4 - Mantêm-se em vigor a Lei n.º 19/2000, de 10 de Agosto.
Artigo 115.º
(Entrada em vigor)
1 - Em tudo o que não necessite de desenvolvimento, esta lei entra em vigor 60 dias após a respectiva publicação.
2 - As demais disposições entram em vigor com os respectivos diplomas de desenvolvimento ou com a legislação de que se mostrem carecidas.
Palácio de São Bento, 12 de Julho de 2001. - O Presidente da Comissão, António Braga.
PROPOSTA DE LEI N.º 60/VIII
(ALTERA A LEI N.º 111/91, DE 29 DE AGOSTO, QUE APROVOU A LEI ORGÂNICA DE BASES DA ORGANIZAÇÃO DAS FORÇAS ARMADAS)

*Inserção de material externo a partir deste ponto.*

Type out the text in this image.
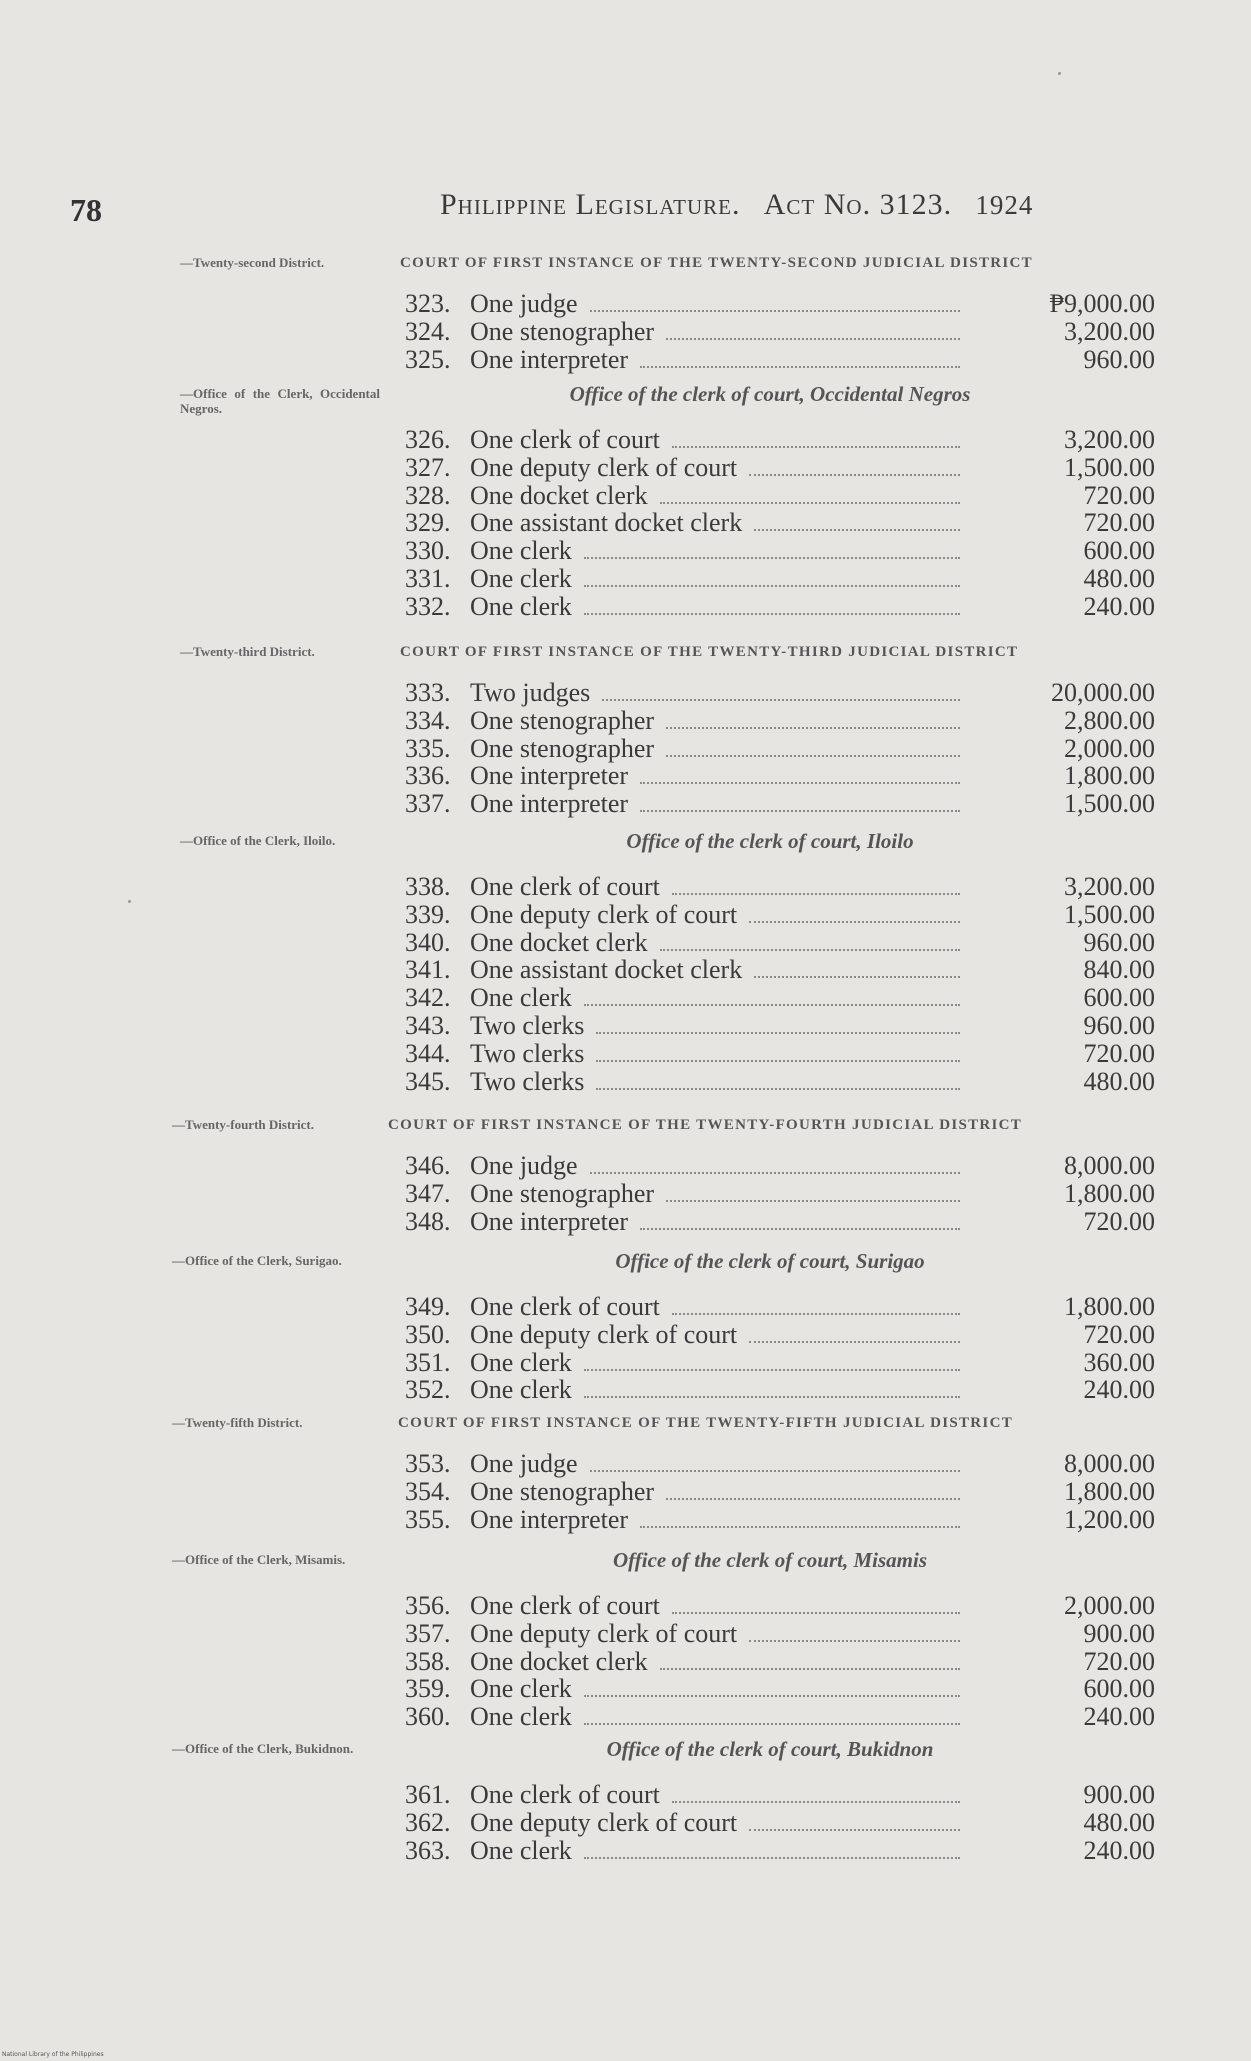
78	Philippine Legislature. Act No. 3123. 1924
—Twenty-second District.	COURT OF FIRST INSTANCE OF THE TWENTY-SECOND JUDICIAL DISTRICT
323. One judge	₱9,000.00
324. One stenographer	3,200.00
325. One interpreter	960.00
—Office of the Clerk, Occidental Negros.
Office of the clerk of court, Occidental Negros
326. One clerk of court	3,200.00
327. One deputy clerk of court	1,500.00
328. One docket clerk	720.00
329. One assistant docket clerk	720.00
330. One clerk	600.00
331. One clerk	480.00
332. One clerk	240.00
—Twenty-third District.	COURT OF FIRST INSTANCE OF THE TWENTY-THIRD JUDICIAL DISTRICT
333. Two judges	20,000.00
334. One stenographer	2,800.00
335. One stenographer	2,000.00
336. One interpreter	1,800.00
337. One interpreter	1,500.00
—Office of the Clerk, Iloilo.	Office of the clerk of court, Iloilo
338. One clerk of court	3,200.00
339. One deputy clerk of court	1,500.00
340. One docket clerk	960.00
341. One assistant docket clerk	840.00
342. One clerk	600.00
343. Two clerks	960.00
344. Two clerks	720.00
345. Two clerks	480.00
—Twenty-fourth District.	COURT OF FIRST INSTANCE OF THE TWENTY-FOURTH JUDICIAL DISTRICT
346. One judge	8,000.00
347. One stenographer	1,800.00
348. One interpreter	720.00
—Office of the Clerk, Surigao.	Office of the clerk of court, Surigao
349. One clerk of court	1,800.00
350. One deputy clerk of court	720.00
351. One clerk	360.00
352. One clerk	240.00
—Twenty-fifth District.	COURT OF FIRST INSTANCE OF THE TWENTY-FIFTH JUDICIAL DISTRICT
353. One judge	8,000.00
354. One stenographer	1,800.00
355. One interpreter	1,200.00
—Office of the Clerk, Misamis.	Office of the clerk of court, Misamis
356. One clerk of court	2,000.00
357. One deputy clerk of court	900.00
358. One docket clerk	720.00
359. One clerk	600.00
360. One clerk	240.00
—Office of the Clerk, Bukidnon.	Office of the clerk of court, Bukidnon
361. One clerk of court	900.00
362. One deputy clerk of court	480.00
363. One clerk	240.00
National Library of the Philippines
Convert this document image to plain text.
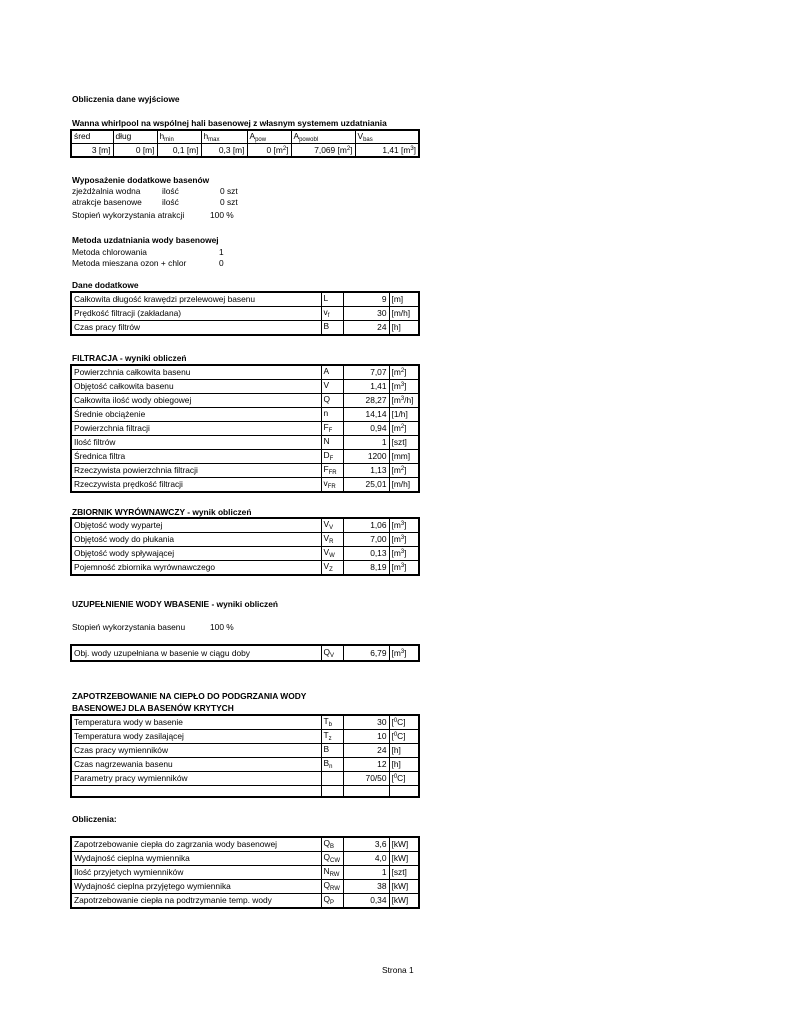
Obliczenia dane wyjściowe
Wanna whirlpool na wspólnej hali basenowej z własnym systemem uzdatniania
śred	dług	$h_{min}$	$h_{max}$	$A_{pow}$	$A_{powobl}$	$V_{bas}$
3 [m]	0 [m]	0,1 [m]	0,3 [m]	0 $[m^2]$	7,069 $[m^2]$	1,41 $[m^3]$
Wyposażenie dodatkowe basenów
zjeżdżalnia wodna	ilość	0 szt
atrakcje basenowe ilość	0 szt
Stopień wykorzystania atrakcji	100 %
Metoda uzdatniania wody basenowej
Metoda chlorowania	1
Metoda mieszana ozon + chlor	0
Dane dodatkowe
Całkowita długość krawędzi przelewowej basenu	L	9	[m]
Prędkość filtracji (zakładana)	$v_f$	30	[m/h]
Czas pracy filtrów	B	24	[h]
FILTRACJA - wyniki obliczeń
Powierzchnia całkowita basenu	A	7,07	$[m^2]$
Objętość całkowita basenu	V	1,41	$[m^3]$
Całkowita ilość wody obiegowej	Q	28,27	$[m^3/h]$
Średnie obciążenie	n	14,14	[1/h]
Powierzchnia filtracji	$F_F$	0,94	$[m^2]$
Ilość filtrów	N	1	[szt]
Średnica filtra	$D_F$	1200	[mm]
Rzeczywista powierzchnia filtracji	$F_{FR}$	1,13	$[m^2]$
Rzeczywista prędkość filtracji	$v_{FR}$	25,01	[m/h]
ZBIORNIK WYRÓWNAWCZY - wynik obliczeń
Objętość wody wypartej	$V_V$	1,06	$[m^3]$
Objętość wody do płukania	$V_R$	7,00	$[m^3]$
Objętość wody spływającej	$V_W$	0,13	$[m^3]$
Pojemność zbiornika wyrównawczego	$V_Z$	8,19	$[m^3]$
UZUPEŁNIENIE WODY WBASENIE - wyniki obliczeń
Stopień wykorzystania basenu	100 %
Obj. wody uzupełniana w basenie w ciągu doby	$Q_V$	6,79	$[m^3]$
ZAPOTRZEBOWANIE NA CIEPŁO DO PODGRZANIA WODY
BASENOWEJ DLA BASENÓW KRYTYCH
Temperatura wody w basenie	$T_b$	30	[$^0$C]
Temperatura wody zasilającej	$T_z$	10	[$^0$C]
Czas pracy wymienników	B	24	[h]
Czas nagrzewania basenu	$B_n$	12	[h]
Parametry pracy wymienników		70/50	[$^0$C]

Obliczenia:
Zapotrzebowanie ciepła do zagrzania wody basenowej	$Q_B$	3,6	[kW]
Wydajność cieplna wymiennika	$Q_{CW}$	4,0	[kW]
Ilość przyjetych wymienników	$N_{RW}$	1	[szt]
Wydajność cieplna przyjętego wymiennika	$Q_{RW}$	38	[kW]
Zapotrzebowanie ciepła na podtrzymanie temp. wody	$Q_P$	0,34	[kW]
Strona 1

Parecer do Conselho Superior de Defesa Nacional
Encarrega-me S. Ex.ª o Presidente da República de transmitir a S. Ex.ª o Presidente da Assembleia da República que o Conselho Superior de Defesa Nacional, em sessão de 17 de Julho de 2001, deliberou dar parecer favorável à proposta de lei n.º 60/VIII, que altera a Lei n.º 111/91, de 29 de Agosto.
Lisboa, 17 de Julho de 2001. - O Secretário do Conselho Superior de Defesa Nacional, João Goulão de Melo (Tenente-General).
PROPOSTA DE LEI N.º 68/VIII
(AUTORIZAÇÃO PARA CONTRACÇÃO DE EMPRÉSTIMOS EXTERNOS PELA REGIÃO AUTÓNOMA DOS AÇORES)
Comunicação do Gabinete do Secretário Regional da Presidência para as Finanças e Planeamento do Governo Regional dos Açores, solicitando o agendamento desta proposta de lei
Em nome e a solicitação de S. Ex.ª o Secretário Regional da Presidência para as Finanças e Planeamento, nesta data em visita oficial à ilha de S. Jorge, expõe-se a V. Ex.ª o seguinte:
1 - O valor global do empréstimo, no montante de 18 190 mil de contos destina-se a:
- 6 M.c. para financiamento do Plano de investimentos da Região Autónoma dos Açores, nos termos do artigo 78.º da Lei n.º 30 C/2000, de 29 de Dezembro (Orçamento do Estado para o ano de 2001).
- 7,19 M.c. para amortização de um empréstimo contraído, em 1999, junto da Caixa Geral de Depósitos e mais 5 M.c. para amortização de uma emissão de papel comercial realizada em 2000, ambos nos termos do artigo 7.º do Decreto Legislativo Regional que aprova o Orçamento da Região Autónoma dos Açores.
2 - Na sequência das consultas efectuadas a diversas entidades financeiras nacionais e internacionais, a Região recebeu um conjunto de propostas de financiamento, das quais se destaca uma, muito favorável para a Região e denominada em francos suíços.